La mer Méditerranée est une mer semi-fermée. Cela en fait une région très vulnérable aux changements climatiques présents et passés. Comme l’explique une publication de l’Observatoire permanent des catastrophes naturelles et des risques naturels (CATNAT) du 5 août 2020, l’étude de la mer Méditerranée présente un grand intérêt en période de changement climatique.

Par le passé, plusieurs études localisées ont mis en exergue la variabilité climatique à court terme de la mer Méditerranée. En revanche, aucune n’avait permis de reconstruire l’évolution de la température de la région d’une manière générale. Or, une étude publiée dans la revue Scientific Reports le 28 juin 2020 tend à apporter davantage de précisions.

Rappelons que la Méditerranée est riche en études archéologiques et autres documents historiques. Des données paléoclimatiques pertinentes permettent également d’étudier l’influence potentielle du climat sur les civilisations. Or, les archives fossiles représentent le seul outil valable afin de reconstituer les changements environnementaux. Toutefois, la lecture des “enregistrements marins” reste très difficile. Et pourtant, ceux-ci sont essentiels afin d’identifier les interactions antérieures entre les changements climatiques, l’évolution des sociétés humaines ainsi que leurs stratégies adaptatives.

colisée Rome
Des températures 2°C plus hautes qu’aujourd’hui auraient été à l’origine du déclin de l’Empire romain – Crédits : Wissem Miri / Wikipedia

Une température plus haute de 2°C

L’étude de l’Institut de recherche pour la protection hydrogéologique (IRPI) à Pérouse (Italie) propose de nouveaux enregistrements obtenus dans la partie centrale de la mer Méditerranée. Ceux-ci se basent sur des ratios Mg/Ca (paléothermomètre) obtenus dans les foraminifères planctoniques Globigerinoides ruber. Le fait est que ces enregistrements couvrent les cinq derniers millénaires. Or, ces derniers ont été comparés à d’autres enregistrements antérieurs effectués en mer Égée (Grèce-Turquie), dans le bassin de Minorque (Espagne) ainsi qu’en mer d’Alboran (Espagne-Maroc).

Les résultats ont permis de suggérer la persistance d’une phase chaude distincte durant la période de l’Empire romain sur ses 500 dernières années.

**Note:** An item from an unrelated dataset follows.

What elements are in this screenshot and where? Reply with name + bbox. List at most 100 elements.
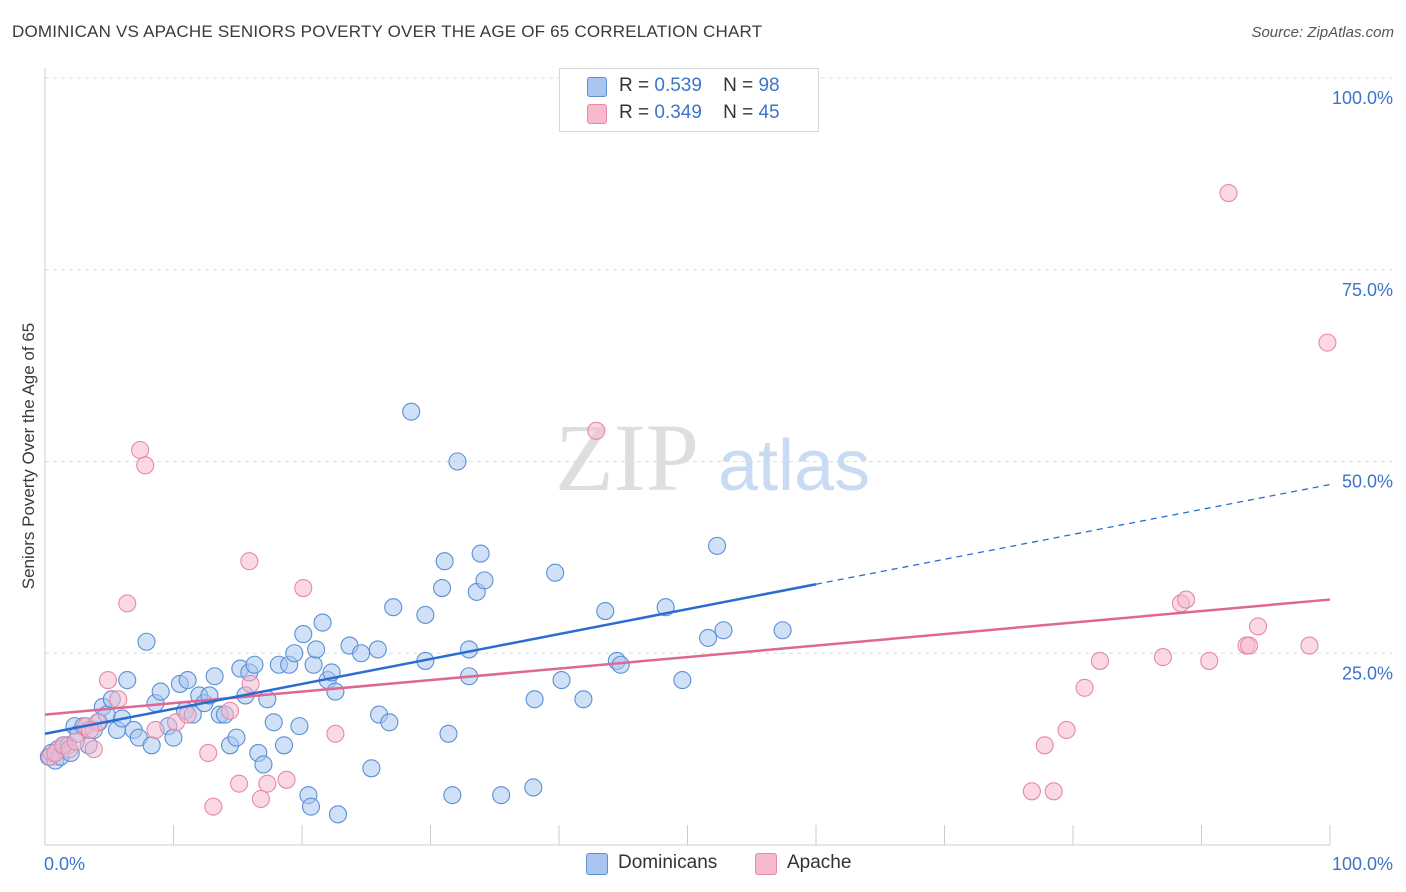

Or, cette période serait la plus chaude des deux derniers millénaires en ce qui concerne la Méditerranée occidentale. L’étude met en avant un refroidissement débutant après la période romaine, avec quelques oscillations mineures. Enfin, les auteurs ont avancé l’hypothèse que le réchauffement a pu être à l’origine du déclin de l’Empire romain.